The National Gallery of Modern Art
This time when I went to Delhi, I had a free morning which I spent in the National Gallery of Modern Art. I have wanted to visit it many times in the past, but somehow it never happened. This time I was determined to go and we went on the Saturday morning the day after we travelled up from Ranthambhore. It is conveniently located, near India Gate and it costs just Rs 10 to get in. It is a steal. Looking at it from a Malaysian viewpoint, less than one Ringitt takes you to one of the most marvelous displays of art in India.
India has always been at the forefront of art since the days of antiquity. The Mauryas, Kushans and Guptas have left behind some of the best sculpture ever created. However paintings from those times have obviously not survived. At a much later age the Mughals gave rise to the Mughal Rajput miniature paintings which according to one authority” is a remarkable synthesis between the imported tastes of the Mughals and the indigenous Indian sensibility.” We saw many paintings of this genre at the Albert museum in Jaipur. But to tell the truth I find these paintings clourful, but more like book illustrations than paintings as such. In fact I think most of these were created to be parts of the beautiful hand crafted books of those days rather than to hang on walls.
The birth of modern art in India owes a lot to the Bengal Renaissance. The cultural ferment that took place in the nineteenth century in Bengal as the locals came in contact with Western ideas also gave rise to the Calcutta School of Art which was the fountainhead of newer artistic conventions. Later when Tagore founded the Vishwa Bharati, Nandalal Bose founded an art school, the Kala Bhavan, which has to this day produced many of the doyens of modern Indian art. The so called Bengal school is not so highly regarded nowadays, but Abanindranath Tagore and his brother Gaganendranath began to breathe new life into the moribund Indian Art Scene. The sculptural tradition of India which was destroyed by the Muslim rulers on religious grounds (Islam prohibits the production of human figures) was revived by Ramkinkar Vaij in Vishwa Bharati. One of his monumental sculptures is in Delhi. Other painters like Benodbehari Bose (who was Satyajit Roy’s teacher) and Jamini Roy also changed Indian art forever.

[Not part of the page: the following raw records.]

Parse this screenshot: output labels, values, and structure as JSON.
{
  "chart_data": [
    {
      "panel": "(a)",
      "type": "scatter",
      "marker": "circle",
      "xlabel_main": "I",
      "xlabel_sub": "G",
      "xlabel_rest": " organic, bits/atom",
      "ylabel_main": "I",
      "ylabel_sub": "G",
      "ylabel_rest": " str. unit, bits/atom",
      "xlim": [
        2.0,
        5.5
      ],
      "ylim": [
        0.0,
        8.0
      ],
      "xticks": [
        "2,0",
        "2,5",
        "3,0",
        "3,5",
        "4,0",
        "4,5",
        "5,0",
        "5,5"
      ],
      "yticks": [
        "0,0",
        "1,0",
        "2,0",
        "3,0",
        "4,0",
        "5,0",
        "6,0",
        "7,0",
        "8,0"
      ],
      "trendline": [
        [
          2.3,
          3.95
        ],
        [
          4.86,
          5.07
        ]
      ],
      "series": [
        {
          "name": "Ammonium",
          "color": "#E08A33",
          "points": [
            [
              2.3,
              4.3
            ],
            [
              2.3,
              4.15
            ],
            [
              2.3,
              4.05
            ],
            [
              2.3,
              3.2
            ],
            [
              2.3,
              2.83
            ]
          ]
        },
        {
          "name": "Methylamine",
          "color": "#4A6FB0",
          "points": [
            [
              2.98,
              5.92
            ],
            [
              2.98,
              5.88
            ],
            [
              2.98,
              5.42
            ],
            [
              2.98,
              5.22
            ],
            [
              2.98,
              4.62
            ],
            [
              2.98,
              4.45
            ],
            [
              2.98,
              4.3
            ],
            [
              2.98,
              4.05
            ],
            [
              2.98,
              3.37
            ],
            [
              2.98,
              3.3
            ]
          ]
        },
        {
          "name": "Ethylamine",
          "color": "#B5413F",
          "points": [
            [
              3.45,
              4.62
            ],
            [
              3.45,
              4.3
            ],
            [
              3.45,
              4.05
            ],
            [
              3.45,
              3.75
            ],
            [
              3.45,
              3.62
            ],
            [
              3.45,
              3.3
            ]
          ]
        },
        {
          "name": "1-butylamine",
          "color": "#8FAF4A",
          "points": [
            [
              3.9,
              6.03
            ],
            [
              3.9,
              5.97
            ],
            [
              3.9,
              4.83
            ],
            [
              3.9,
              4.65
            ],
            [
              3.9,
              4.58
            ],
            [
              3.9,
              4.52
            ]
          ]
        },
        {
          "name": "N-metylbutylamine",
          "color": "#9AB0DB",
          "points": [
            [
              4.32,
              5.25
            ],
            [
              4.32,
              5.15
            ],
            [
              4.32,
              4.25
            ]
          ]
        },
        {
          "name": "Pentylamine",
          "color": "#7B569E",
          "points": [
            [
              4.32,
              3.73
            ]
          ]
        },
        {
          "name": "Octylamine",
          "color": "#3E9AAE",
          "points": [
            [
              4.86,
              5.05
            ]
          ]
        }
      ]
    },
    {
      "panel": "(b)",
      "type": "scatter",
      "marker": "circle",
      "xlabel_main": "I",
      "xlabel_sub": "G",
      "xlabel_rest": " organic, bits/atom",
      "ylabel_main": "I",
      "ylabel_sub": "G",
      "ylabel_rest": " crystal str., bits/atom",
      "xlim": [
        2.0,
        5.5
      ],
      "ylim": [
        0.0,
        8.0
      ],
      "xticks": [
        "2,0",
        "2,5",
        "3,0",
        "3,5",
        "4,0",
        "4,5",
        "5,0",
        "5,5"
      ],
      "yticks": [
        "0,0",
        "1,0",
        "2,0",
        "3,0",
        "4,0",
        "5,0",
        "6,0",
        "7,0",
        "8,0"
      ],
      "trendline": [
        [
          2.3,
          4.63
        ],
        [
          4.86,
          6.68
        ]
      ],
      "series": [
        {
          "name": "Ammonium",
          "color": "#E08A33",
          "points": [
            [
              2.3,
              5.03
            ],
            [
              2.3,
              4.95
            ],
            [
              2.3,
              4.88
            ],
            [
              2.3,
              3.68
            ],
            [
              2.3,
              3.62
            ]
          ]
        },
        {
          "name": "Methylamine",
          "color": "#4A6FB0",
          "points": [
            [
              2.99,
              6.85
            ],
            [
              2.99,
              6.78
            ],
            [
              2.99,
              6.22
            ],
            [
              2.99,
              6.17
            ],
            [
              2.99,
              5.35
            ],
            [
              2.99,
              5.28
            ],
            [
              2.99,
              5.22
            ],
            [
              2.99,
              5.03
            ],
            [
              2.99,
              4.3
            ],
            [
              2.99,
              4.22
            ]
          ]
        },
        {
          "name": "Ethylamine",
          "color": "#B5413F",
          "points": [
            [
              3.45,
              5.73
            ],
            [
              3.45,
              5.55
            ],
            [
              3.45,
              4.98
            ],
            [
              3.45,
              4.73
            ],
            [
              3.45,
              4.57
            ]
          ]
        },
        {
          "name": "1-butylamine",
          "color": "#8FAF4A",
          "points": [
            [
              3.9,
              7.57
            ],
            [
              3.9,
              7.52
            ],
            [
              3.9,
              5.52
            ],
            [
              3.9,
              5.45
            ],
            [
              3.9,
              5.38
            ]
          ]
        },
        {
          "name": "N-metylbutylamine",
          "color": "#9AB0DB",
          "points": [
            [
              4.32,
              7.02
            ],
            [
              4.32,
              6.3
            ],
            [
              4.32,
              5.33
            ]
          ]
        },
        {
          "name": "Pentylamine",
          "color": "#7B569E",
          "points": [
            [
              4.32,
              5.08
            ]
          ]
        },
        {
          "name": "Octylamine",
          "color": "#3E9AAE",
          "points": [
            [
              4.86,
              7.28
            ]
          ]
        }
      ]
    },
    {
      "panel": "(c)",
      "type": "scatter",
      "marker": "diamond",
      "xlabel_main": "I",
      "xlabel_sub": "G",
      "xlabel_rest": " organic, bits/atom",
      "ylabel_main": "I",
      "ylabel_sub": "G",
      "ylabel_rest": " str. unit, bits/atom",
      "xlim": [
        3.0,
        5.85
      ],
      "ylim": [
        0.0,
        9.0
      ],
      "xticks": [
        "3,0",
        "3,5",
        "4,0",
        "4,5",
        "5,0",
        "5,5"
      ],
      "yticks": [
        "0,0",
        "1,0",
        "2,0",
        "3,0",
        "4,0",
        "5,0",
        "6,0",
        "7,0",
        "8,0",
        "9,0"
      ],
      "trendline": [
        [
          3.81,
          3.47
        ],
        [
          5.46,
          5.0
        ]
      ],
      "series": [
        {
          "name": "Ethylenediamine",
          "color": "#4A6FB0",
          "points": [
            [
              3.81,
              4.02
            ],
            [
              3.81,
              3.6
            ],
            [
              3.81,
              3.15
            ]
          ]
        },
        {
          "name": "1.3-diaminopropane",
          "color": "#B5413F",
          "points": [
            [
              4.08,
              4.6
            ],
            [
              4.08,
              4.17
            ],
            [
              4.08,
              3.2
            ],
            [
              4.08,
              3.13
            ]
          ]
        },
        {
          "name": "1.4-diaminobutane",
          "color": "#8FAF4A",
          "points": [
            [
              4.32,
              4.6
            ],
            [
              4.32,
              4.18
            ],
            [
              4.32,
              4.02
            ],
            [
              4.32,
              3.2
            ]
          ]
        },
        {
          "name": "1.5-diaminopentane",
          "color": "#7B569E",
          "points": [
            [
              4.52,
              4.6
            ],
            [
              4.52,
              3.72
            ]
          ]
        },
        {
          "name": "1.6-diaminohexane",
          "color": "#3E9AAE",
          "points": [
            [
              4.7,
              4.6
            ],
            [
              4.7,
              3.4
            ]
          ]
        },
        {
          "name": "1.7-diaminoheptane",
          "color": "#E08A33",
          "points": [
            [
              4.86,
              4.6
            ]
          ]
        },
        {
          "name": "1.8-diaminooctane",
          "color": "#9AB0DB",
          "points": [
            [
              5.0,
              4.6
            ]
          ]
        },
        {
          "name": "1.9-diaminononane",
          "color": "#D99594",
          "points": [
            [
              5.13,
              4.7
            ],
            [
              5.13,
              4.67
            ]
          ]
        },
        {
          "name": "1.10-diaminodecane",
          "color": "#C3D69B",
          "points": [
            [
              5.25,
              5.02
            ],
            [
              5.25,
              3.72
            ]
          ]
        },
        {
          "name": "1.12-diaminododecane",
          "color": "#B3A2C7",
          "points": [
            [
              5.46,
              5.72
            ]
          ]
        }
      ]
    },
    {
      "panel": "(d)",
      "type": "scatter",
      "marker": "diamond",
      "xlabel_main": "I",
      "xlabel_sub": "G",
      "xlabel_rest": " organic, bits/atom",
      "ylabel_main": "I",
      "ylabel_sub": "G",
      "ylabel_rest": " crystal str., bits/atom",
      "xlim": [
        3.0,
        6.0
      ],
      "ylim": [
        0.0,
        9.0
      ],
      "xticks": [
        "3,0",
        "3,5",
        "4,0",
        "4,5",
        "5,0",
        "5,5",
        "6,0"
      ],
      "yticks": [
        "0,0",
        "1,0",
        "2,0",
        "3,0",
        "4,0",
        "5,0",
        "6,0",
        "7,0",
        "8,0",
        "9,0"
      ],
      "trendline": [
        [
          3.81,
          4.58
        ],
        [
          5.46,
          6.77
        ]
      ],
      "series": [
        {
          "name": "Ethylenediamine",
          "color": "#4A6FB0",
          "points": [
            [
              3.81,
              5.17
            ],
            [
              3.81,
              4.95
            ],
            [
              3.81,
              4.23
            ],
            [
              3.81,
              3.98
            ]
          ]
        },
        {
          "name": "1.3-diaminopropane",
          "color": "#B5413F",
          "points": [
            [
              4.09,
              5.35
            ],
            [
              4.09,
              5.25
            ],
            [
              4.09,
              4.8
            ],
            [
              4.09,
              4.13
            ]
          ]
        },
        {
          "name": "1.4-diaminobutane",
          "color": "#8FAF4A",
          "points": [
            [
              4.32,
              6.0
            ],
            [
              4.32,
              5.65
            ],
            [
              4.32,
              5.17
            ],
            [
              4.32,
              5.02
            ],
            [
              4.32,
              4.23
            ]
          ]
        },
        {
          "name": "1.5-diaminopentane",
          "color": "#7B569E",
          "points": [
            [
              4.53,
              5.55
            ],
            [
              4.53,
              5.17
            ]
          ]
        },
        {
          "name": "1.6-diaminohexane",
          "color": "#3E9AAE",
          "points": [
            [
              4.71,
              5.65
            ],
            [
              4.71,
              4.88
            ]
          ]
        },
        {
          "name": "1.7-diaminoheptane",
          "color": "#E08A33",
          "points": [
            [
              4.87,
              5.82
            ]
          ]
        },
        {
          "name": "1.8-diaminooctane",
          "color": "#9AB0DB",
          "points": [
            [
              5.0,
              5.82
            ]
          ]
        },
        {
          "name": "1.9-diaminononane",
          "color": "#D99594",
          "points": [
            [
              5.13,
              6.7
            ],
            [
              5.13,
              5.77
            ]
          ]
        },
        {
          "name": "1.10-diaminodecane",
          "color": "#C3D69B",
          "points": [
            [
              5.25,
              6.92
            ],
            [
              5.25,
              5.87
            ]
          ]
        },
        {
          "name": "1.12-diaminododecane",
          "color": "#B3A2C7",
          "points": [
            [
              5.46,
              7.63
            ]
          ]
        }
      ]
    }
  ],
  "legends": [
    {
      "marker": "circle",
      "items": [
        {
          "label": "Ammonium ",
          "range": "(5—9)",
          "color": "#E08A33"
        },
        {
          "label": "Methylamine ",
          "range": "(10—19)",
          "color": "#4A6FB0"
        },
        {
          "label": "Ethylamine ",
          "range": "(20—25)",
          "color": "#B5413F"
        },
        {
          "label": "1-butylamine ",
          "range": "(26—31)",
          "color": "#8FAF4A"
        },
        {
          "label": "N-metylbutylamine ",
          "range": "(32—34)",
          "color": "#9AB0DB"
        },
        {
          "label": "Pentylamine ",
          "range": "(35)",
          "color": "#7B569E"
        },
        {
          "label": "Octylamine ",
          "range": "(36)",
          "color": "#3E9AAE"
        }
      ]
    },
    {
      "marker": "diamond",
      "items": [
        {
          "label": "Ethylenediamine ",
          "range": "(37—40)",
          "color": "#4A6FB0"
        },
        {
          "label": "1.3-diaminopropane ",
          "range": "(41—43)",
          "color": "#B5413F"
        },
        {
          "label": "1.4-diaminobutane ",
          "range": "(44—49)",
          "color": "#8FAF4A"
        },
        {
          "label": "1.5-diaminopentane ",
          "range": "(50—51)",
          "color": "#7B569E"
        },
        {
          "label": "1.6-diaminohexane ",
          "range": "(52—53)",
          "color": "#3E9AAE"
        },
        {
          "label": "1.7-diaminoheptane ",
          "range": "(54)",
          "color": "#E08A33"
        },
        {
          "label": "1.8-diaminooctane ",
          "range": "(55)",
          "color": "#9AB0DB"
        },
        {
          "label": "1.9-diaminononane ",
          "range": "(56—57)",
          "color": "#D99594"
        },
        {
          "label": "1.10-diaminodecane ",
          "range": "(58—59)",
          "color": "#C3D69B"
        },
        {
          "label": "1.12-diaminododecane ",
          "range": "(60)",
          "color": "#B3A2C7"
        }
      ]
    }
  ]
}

In the twenties Amrita Sher Gill of mixed Indian and Hungarian parentage also began to change the face of Indian art. She was trained in Paris in the very home of the Western Art tradition and she inspired the school of women painters who are such an important part of the Indian art scene today. Unexpectedly Rabindranath Tagore who took to painting at the ripe old age of 69 produced some of the most powerful paintings of that era.
Post independence, F N Souza founded the famous Progressive Artist’s Group in Bombay. Together with Hussain, Ara, Gade, Bakre and Raza he dismissed the older painters as too sentimental and unsophisticated and tried to tie India to the global movements of Art. Of them Hussain is of course the most famous, (though why this should be still escapes me), but the others also made powerful statements. Satish Gujral, Bhupen Kakkar and others are also prominent artists who came of age in the post independence period.
I cannot pretend to have too comprehensive a knowledge of modern Art, but I loved the display at the Gallery. It is a modern gallery, the paintings are well mounted and well lit and it is possible to see them in an unhurried manner as the gallery is not usually too crowded. There are places where you can rest your feet and a shop where you can buy reprints and books.
I loved the paintings of Sher Gill and the Bengal paintings, especially those of Jamini Roy, Nandalal Bose and Benod Behari. I was also fascinated by the works of K G Subramanium and Aparna Caur. The collection of Tagore’s paintings are also superb and there were many new artists whose names I did not recognize but whose paintings seemed to be worthy of greater renown.
The building which houses this marvelous feast is the Jaipur House apparently the Delhi residence of the Maharaja’s of Jaipur and the grounds also have collection of sculptures which can easily be missed as there are a lot of railings and barriers tucking them out of sight.
Highly recommended if you are in Delhi!